Янис слегка потянул Келлера за рукав. Да он и сам уже осознавал нелепость ситуации, но, чёрт побери, он готов был биться об заклад, что встретил ту самую Матильду, укрывшуюся теперь за спинами стоявших в очереди.

Они пошли дальше по бульвару в сторону здания ТАСС, но Арнольду пришлось потратить ещё минуту, чтобы привести мысли в порядок и возобновить разговор с Янисом о делах.

– Дурак какой-то, – неслось ему вслед.

Впрочем, девчонки быстро забыли об этой странной мимолётной встрече.

Аня была готова достоять очередь до конца и всё-таки попробовать легендарный «Биг Мак», но Юле пришлось часа через три её оставить – нужно было идти за младшим братом в детский сад. Родители Юли работали в Зеленограде, возвращались поздно, и эта обязанность лежала на ней.

Широким шагом девушка направилась к метро «Горьковская».

– Эй, красотка! – крикнул ей какой-то щёголь из самого начала очереди. – Давай к нам, угостим «Биг Маком»…

Его спутники громко, по-лошадиному засмеялись.

Не оборачиваясь в их сторону, Юля зашла в подземный переход.

Меньше чем через час она толкнула рукой окрашенную в голубой цвет металлическую калитку детского сада на окраине Москвы.

Шестилетний Артём, увидев её с детской площадки, спрыгнул с лесенки и побежал навстречу сестре, облачённый в будёновку, с пластмассовой саблей наперевес.

Зацепившись за что-то застёжкой сандалии, мальчик рухнул вперёд и растянулся на асфальте.
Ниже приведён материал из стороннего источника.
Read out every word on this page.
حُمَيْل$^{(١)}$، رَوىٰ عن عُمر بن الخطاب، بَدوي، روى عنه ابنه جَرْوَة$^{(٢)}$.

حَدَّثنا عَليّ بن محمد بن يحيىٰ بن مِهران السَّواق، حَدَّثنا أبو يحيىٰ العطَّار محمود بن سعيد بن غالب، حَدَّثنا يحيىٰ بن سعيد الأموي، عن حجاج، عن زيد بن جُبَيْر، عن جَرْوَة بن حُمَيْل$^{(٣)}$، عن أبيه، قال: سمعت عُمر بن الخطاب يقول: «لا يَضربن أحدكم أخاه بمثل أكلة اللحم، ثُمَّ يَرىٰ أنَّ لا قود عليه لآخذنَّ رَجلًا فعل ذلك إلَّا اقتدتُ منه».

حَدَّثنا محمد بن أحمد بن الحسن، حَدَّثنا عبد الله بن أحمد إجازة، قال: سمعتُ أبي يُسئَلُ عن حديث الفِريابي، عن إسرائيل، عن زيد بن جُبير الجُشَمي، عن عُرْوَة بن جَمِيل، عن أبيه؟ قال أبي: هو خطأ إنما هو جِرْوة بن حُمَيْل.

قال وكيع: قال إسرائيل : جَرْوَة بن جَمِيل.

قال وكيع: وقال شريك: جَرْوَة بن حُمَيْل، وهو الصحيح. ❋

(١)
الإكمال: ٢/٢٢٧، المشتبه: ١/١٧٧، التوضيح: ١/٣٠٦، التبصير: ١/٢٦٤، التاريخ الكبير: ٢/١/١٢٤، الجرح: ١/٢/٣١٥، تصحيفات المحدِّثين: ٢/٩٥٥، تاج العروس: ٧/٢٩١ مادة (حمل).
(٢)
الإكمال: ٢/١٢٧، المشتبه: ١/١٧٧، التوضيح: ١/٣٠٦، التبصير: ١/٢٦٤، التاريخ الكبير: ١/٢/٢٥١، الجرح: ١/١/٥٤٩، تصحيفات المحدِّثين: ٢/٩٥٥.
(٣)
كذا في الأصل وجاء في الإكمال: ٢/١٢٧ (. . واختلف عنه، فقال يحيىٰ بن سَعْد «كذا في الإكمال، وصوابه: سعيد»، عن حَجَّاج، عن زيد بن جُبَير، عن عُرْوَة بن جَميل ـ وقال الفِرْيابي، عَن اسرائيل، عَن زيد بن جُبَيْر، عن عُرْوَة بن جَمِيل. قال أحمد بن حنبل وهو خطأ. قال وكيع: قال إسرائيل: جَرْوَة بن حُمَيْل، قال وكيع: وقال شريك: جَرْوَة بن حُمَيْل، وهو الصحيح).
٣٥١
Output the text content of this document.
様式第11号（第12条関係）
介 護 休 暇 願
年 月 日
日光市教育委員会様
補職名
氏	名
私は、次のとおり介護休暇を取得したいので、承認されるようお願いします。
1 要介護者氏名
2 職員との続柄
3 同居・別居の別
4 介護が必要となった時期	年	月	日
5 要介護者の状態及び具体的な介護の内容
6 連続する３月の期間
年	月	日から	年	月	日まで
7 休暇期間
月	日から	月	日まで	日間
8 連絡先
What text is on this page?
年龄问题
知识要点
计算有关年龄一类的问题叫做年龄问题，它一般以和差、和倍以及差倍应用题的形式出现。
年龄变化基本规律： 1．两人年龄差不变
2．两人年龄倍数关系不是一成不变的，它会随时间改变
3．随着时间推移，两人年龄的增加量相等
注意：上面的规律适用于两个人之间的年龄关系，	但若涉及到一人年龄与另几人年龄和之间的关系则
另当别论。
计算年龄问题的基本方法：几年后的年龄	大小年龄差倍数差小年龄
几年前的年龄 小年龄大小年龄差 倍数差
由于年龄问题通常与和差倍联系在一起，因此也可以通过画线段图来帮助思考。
Юля подбежала к нему через несколько секунд, подняла на ноги. Кровь выступила на разбитых коленках. Губы мальчика скривились.

– Ну-ну, не плачь, – стала успокаивать его Юля. – Ты же боец, Тёмка? А бойцы не плачут.

– Боец Красной Армии Зайцев Артём! – гордо ответил Тёмка, блеснув дырой на месте переднего молочного зуба. – У меня сегодня зуб выпал, вот! Верхний! – и он смахнул со щеки две случайные слезинки, в которых отражалось солнце.

* * *

Конспиративная квартира ЦРУ располагалась в московской многоэтажке-новостройке, где жильцы ещё плохо знали друг друга. Впрочем, сами её обитатели были уверены, что их поселили в жилище сочувствующего «Саюдису» московского интеллигента, литовца по национальности.

Обстановка была скромной и практичной – четыре одинаковые кровати, две из которых заправлены, окно занавешено плотными чёрными шторами.

В поздний час свет в комнате был погашен, но двоим активистам, как нарочно, не спалось.

– Юозас, – тихо позвал один из них, – ты спишь?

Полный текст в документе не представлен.